Жила тётка в старом доме-особняке, давно приговорённом на слом, с большими комнатами, в которых всё тряслось и звенело каждый раз, как проезжала по улице телега.
– Этот дом уже давно дрожит за своё существование! – сказала тётка.
И Лиза, замирая от страха и жалости, прислушивалась, как он дрожит.
У тётки жилось скучно. Приходили к ней только старые дамы и говорили всё про какого-то Сергея Эрастыча, у которого завелась жена с левой руки.
Лизу при этом высылали вон из комнаты.
– Лизочка, душа моя, закрой двери, а сама останься с той стороны.
А иногда и прямо:
– Ну-с, молодая девица, вам совершенно незачем слушать, о чём большие говорят.
«Большие» – магическое и таинственное слово, мука и зависть маленьких.

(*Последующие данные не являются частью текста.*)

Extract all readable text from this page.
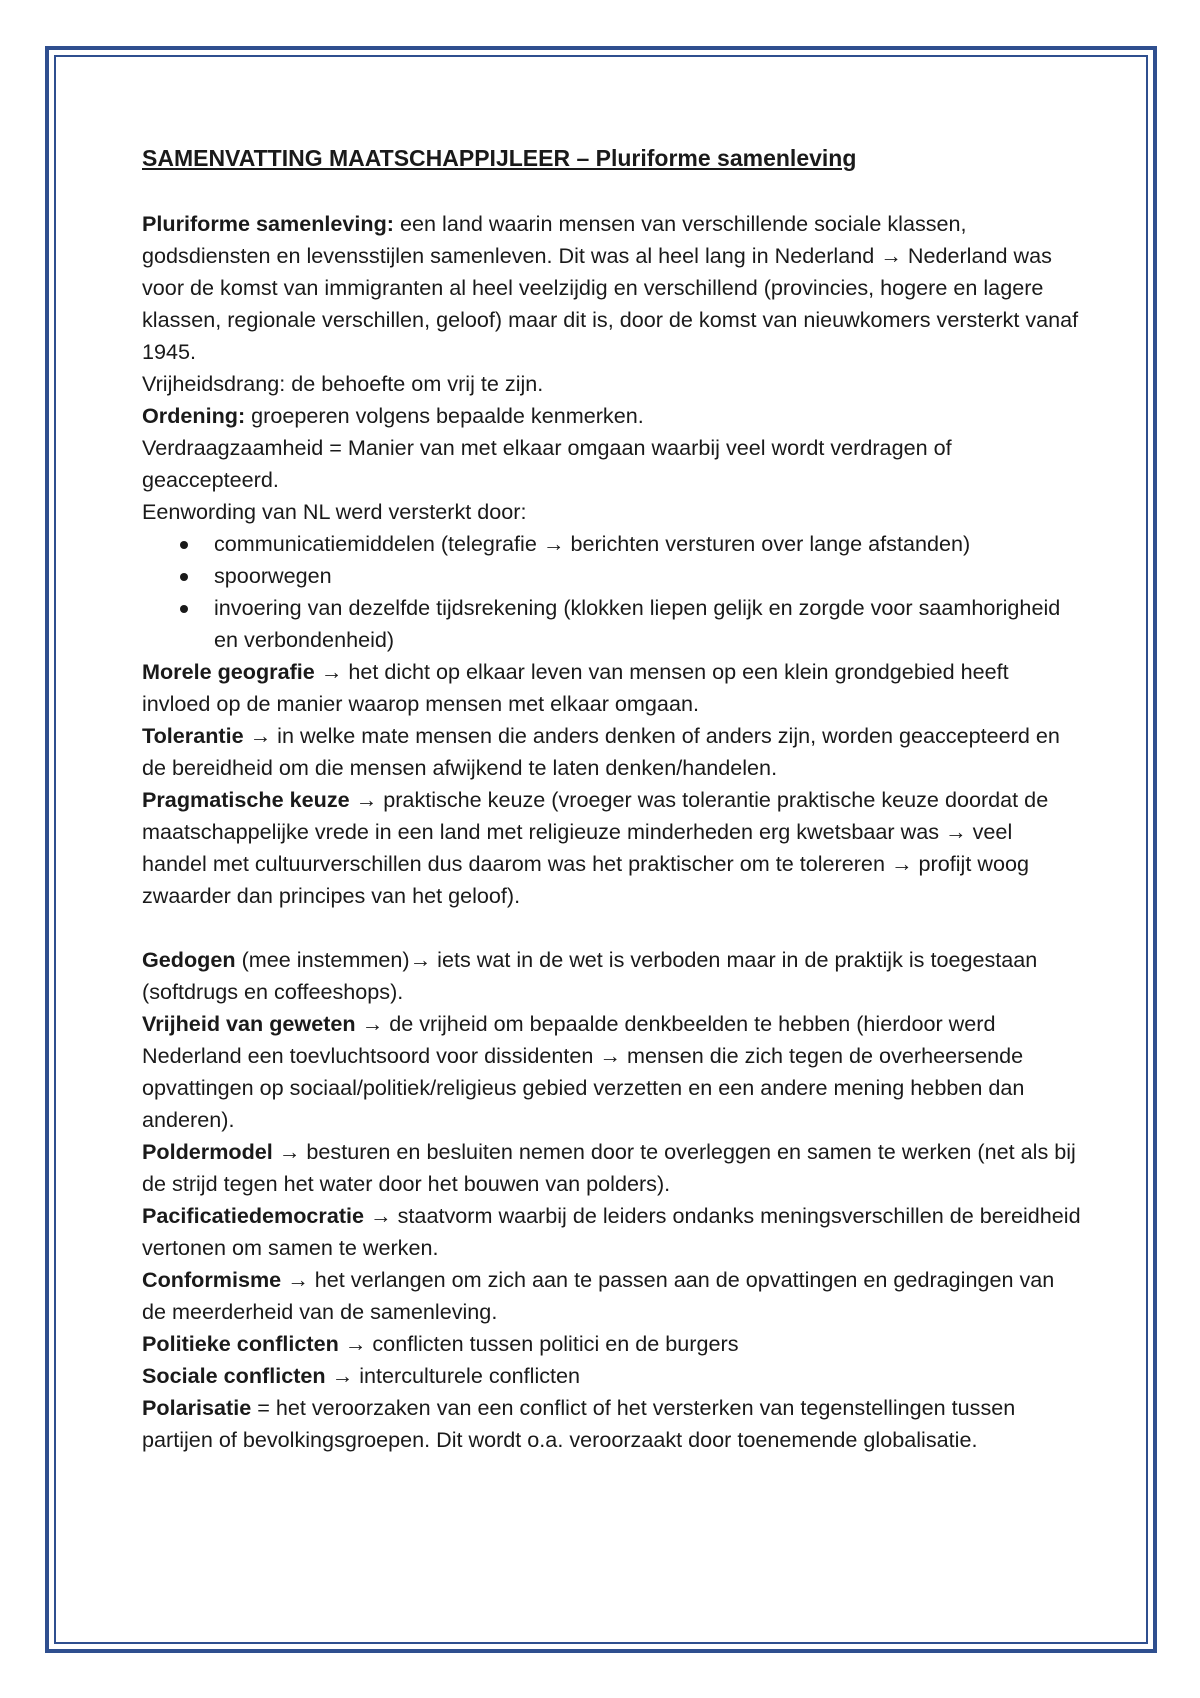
SAMENVATTING MAATSCHAPPIJLEER – Pluriforme samenleving

Pluriforme samenleving: een land waarin mensen van verschillende sociale klassen, godsdiensten en levensstijlen samenleven. Dit was al heel lang in Nederland → Nederland was voor de komst van immigranten al heel veelzijdig en verschillend (provincies, hogere en lagere klassen, regionale verschillen, geloof) maar dit is, door de komst van nieuwkomers versterkt vanaf 1945.

Vrijheidsdrang: de behoefte om vrij te zijn.

Ordening: groeperen volgens bepaalde kenmerken.

Verdraagzaamheid = Manier van met elkaar omgaan waarbij veel wordt verdragen of geaccepteerd.

Eenwording van NL werd versterkt door:

communicatiemiddelen (telegrafie → berichten versturen over lange afstanden)
spoorwegen
invoering van dezelfde tijdsrekening (klokken liepen gelijk en zorgde voor saamhorigheid en verbondenheid)

Morele geografie → het dicht op elkaar leven van mensen op een klein grondgebied heeft invloed op de manier waarop mensen met elkaar omgaan.

Tolerantie → in welke mate mensen die anders denken of anders zijn, worden geaccepteerd en de bereidheid om die mensen afwijkend te laten denken/handelen.

Pragmatische keuze → praktische keuze (vroeger was tolerantie praktische keuze doordat de maatschappelijke vrede in een land met religieuze minderheden erg kwetsbaar was → veel handel met cultuurverschillen dus daarom was het praktischer om te tolereren → profijt woog zwaarder dan principes van het geloof).

Gedogen (mee instemmen)→ iets wat in de wet is verboden maar in de praktijk is toegestaan (softdrugs en coffeeshops).

Vrijheid van geweten → de vrijheid om bepaalde denkbeelden te hebben (hierdoor werd Nederland een toevluchtsoord voor dissidenten → mensen die zich tegen de overheersende opvattingen op sociaal/politiek/religieus gebied verzetten en een andere mening hebben dan anderen).

Poldermodel → besturen en besluiten nemen door te overleggen en samen te werken (net als bij de strijd tegen het water door het bouwen van polders).

Pacificatiedemocratie → staatvorm waarbij de leiders ondanks meningsverschillen de bereidheid vertonen om samen te werken.

Conformisme → het verlangen om zich aan te passen aan de opvattingen en gedragingen van de meerderheid van de samenleving.

Politieke conflicten → conflicten tussen politici en de burgers

Sociale conflicten → interculturele conflicten

Polarisatie = het veroorzaken van een conflict of het versterken van tegenstellingen tussen partijen of bevolkingsgroepen. Dit wordt o.a. veroorzaakt door toenemende globalisatie.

А потом, когда маленькие подрастают, они оглядываются с удивлением:
– Где эти «большие», эти могущественные и мудрые, знающие и охраняющие какую-то великую тайну? Где они, сговорившиеся и сплотившиеся против маленьких? И где их тайна в этой простой, обычной и ясной жизни?
У тётки было скучно.
– Тётя, у вас есть дети?
– У меня есть сын Коля. Он вечером придёт.
Лиза бродила по комнатам, слушала, как старый дом дрожит за своё существование, и ждала сына Колю.
Когда дамы засиживались у тётки слишком долго, Лиза подымалась по лесенке в девичью.
Там властвовала горничная Маша, тихо хандрила швея Клавдия, и прыгала канарейка в клетке над геранью, подпёртой лучинками.
Маша не любила, когда Лиза приходила в девичью.
– Нехорошо барышне с прислугами сидеть. Тётенька обидятся.
Лицо у Маши отёкшее, обрюзгшее, уши оттянуты огромными гранатовыми серьгами, падающими почти до плеч.
– Какие у вас красивые серьги! – говорила Лиза, чтобы переменить неприятный разговор.
– Это мне покойный барин подарил.
Лиза смотрит на серьги с лёгким отвращением. «И как ей не страшно от покойника брать!» Ей немножко жутко.
– Скажите, Маша, это он вам ночью принёс?
Маша вдруг неприятно краснеет и начинает трясти головой.
– Ночью?
Швея Клавдия щёлкает ногтем по натянутой нитке и говорит, поджимая губы:
– Стыдно барышням пустяки болтать. Вот Марья Петровна пойдут и тётеньке пожалятся.
Лиза вся съёживается и отходит к последнему окошку, где живёт канарейка.
Канарейка живёт хорошо и проводит время весело. То клюнет конопляные семечки, то брызнет водой, то почешет носик о кусочек извести. Жизнь кипит.
«И чего они все на меня сердятся?» – думает Лиза, глядя на канарейку.
Будь она дома, она бы заплакала, а здесь нельзя.
Поэтому она старается думать о чём-нибудь приятном.
Самая приятная мысль за все три дня, что она живёт у тётки, – это как она будет рассказывать в пансионе Кате Ивановой и Оле Лемерт про ананасное мороженое, которое в воскресенье подавали к обеду.